FOR
THE DRABBLE MEME. • It's my world, my love, my gun
well It's the end of the world
well It's the end of the world
well It's the end of the world
well It's the end of the world
No I’m all alone, kept the pain inside.
Wanna torch the world, cos I’m breathing fire.
Yes I’m all alone, kept the pain inside.
Wanna torch the world, cos I’m breathing fire.. •
Lucy isn't insane.
Not in the classical sense of the word. Not the madness her husband so willingly flaunts as he slides from room to room, surveying his kingdom. While she might dance to the beat of her own drums, they're not the same drums that pulsate through her husband's mind, they're not the drums of war and madness.
All the same, she's not all there. The Doctor can tell she's been broken in ways he knows he can't fix. It's the way she moves, the vacancy in her eyes. It's as if the deceptive and cruel woman he met months ago has left the building, and there's no one home to feel the things she's feeling.
There are always deep, penetrating bruises that she's not allowed to cover up with makeup. Marks of how much the Master loves her (because he really only hurts the ones he loves.) The Doctor has his own share of bruises, but his don't mark quite as artistically on his old skin as hers do.

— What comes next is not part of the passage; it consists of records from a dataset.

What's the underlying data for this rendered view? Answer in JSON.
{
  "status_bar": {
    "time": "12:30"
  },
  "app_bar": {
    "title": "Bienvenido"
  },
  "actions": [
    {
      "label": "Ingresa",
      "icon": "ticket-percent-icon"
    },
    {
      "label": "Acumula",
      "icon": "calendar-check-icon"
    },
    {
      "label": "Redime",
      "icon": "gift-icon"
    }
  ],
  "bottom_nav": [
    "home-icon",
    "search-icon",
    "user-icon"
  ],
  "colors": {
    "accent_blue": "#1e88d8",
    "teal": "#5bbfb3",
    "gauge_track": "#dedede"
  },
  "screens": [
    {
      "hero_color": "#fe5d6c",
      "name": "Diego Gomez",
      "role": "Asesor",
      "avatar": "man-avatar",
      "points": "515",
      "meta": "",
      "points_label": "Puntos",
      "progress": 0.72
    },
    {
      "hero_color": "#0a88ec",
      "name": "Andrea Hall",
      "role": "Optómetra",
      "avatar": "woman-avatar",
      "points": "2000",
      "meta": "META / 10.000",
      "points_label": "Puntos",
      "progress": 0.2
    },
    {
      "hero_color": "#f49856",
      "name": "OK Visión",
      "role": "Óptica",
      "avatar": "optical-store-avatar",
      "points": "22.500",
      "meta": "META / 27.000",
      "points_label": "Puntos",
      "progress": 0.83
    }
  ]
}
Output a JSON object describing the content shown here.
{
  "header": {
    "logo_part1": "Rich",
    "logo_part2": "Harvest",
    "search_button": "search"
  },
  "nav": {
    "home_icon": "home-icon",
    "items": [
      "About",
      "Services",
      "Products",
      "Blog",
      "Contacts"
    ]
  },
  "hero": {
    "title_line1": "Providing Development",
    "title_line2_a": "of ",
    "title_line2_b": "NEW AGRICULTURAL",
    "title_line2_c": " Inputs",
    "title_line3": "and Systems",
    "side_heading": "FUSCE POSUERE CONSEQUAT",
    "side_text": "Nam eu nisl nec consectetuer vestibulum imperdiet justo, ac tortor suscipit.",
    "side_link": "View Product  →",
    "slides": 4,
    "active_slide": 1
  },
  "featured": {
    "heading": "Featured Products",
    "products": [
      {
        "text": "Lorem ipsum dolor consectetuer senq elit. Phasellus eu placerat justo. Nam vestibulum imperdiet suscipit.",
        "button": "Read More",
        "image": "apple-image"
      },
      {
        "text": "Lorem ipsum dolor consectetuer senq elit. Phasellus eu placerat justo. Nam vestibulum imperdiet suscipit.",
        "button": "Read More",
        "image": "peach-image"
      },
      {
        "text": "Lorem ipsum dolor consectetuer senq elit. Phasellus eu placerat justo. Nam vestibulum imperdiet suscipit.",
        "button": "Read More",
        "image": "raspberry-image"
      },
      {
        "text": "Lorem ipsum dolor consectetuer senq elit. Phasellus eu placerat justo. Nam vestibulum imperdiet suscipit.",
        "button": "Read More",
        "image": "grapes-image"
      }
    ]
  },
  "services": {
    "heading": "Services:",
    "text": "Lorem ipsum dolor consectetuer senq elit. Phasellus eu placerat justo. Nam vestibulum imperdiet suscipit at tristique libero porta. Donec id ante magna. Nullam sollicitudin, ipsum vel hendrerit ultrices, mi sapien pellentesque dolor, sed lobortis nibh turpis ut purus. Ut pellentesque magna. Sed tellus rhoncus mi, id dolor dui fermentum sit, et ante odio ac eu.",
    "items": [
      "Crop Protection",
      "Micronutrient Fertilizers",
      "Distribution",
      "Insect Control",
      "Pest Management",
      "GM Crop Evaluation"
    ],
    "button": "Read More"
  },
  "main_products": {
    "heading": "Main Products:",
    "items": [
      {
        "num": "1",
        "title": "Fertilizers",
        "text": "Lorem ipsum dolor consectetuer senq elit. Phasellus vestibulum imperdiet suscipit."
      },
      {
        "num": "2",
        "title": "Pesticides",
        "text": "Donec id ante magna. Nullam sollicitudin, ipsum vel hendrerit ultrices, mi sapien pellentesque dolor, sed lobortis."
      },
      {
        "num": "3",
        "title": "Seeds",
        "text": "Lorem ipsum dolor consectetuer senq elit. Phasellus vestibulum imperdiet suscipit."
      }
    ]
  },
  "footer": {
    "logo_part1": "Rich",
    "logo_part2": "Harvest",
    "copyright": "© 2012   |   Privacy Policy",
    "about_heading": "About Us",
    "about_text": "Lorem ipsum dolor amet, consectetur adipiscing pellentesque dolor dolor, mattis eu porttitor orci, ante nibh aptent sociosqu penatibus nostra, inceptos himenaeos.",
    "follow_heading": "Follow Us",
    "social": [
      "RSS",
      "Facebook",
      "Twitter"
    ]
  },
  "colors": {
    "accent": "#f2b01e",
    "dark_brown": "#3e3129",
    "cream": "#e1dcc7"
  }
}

She only comes to the bars of the Doctor's cage one. It's the night the Master breaks her wrist and shatters her collarbone, but that all happens after. Right now, right now she's slowly creeping towards it, as if she thinks the cameras pointed at the box in the center of the room somehow will miss her if she moves more slowly.
She touches the bars, but recoils immediately, as if expecting him to leap up from his wheelchair and attack. He doesn't move, and she becomes only the tiniest bit more relaxed. Her fingers curl around the bars and she leans, ever so slightly, to the left, bracing herself on the weight of the heavy bars.
"I'm going to kill him," she says. Her voice is calm, as though she were talking about the weather or the coldness of the bars.
He doesn't say anything at first. What can he say to her? He could tell her it's wrong to kill the Master, but it was wrong to kill one-tenth of the population and that didn't stop her. So, instead, he says, "Why?"
"I don't want him to hurt me anymore," she says, and he doesn't think she's just talking about the welt under her eye. She traces a long, red fingernail across the bar she's holding. "I'm going to shoot him in the heart."
"With what gun?" he demands, surprised by the force in his voice. She's telling him she wants to murder the person he's trying to save, of course there's going to be force there.
She smiles at it. "I'll find one. And I'll shoot."
"You better not miss," he warns her.
"I won't."
There's a click, and the Doctor knows the Master is coming. He can feel the other Time Lord's mind, buzzing with fury for Lucy's actions, and mild irritation for her words (after all, she can't hurt him). The Doctor would tell her to go, but where would she run to? Running would only mean more pain.
"Why did you tell me?" he asks.
Her expression is pained, then. Like she expected him to understand, but he doesn't. She reaches her arm through the bars to touch the side of his face. Her skin is warm and surprisingly soft. She's quite the human, Lucy Saxon is.
"Because you won't let me," she says. "And I have to do this."
She has to do it, because she's always stood up for herself, in life. It's why the Master chose her, it's why she went through what she did with him. But she still loves him. She loves him, and she doesn't want to do what she knows she has to.
There's a smack and suddenly Lucy is thrown to the side, cradling her wrist. The Master doesn't even look at the Doctor, he just hits. And hits. And hits.
The punches start to sound like drumbeats. One beat after the other. And the Doctor can't stop them.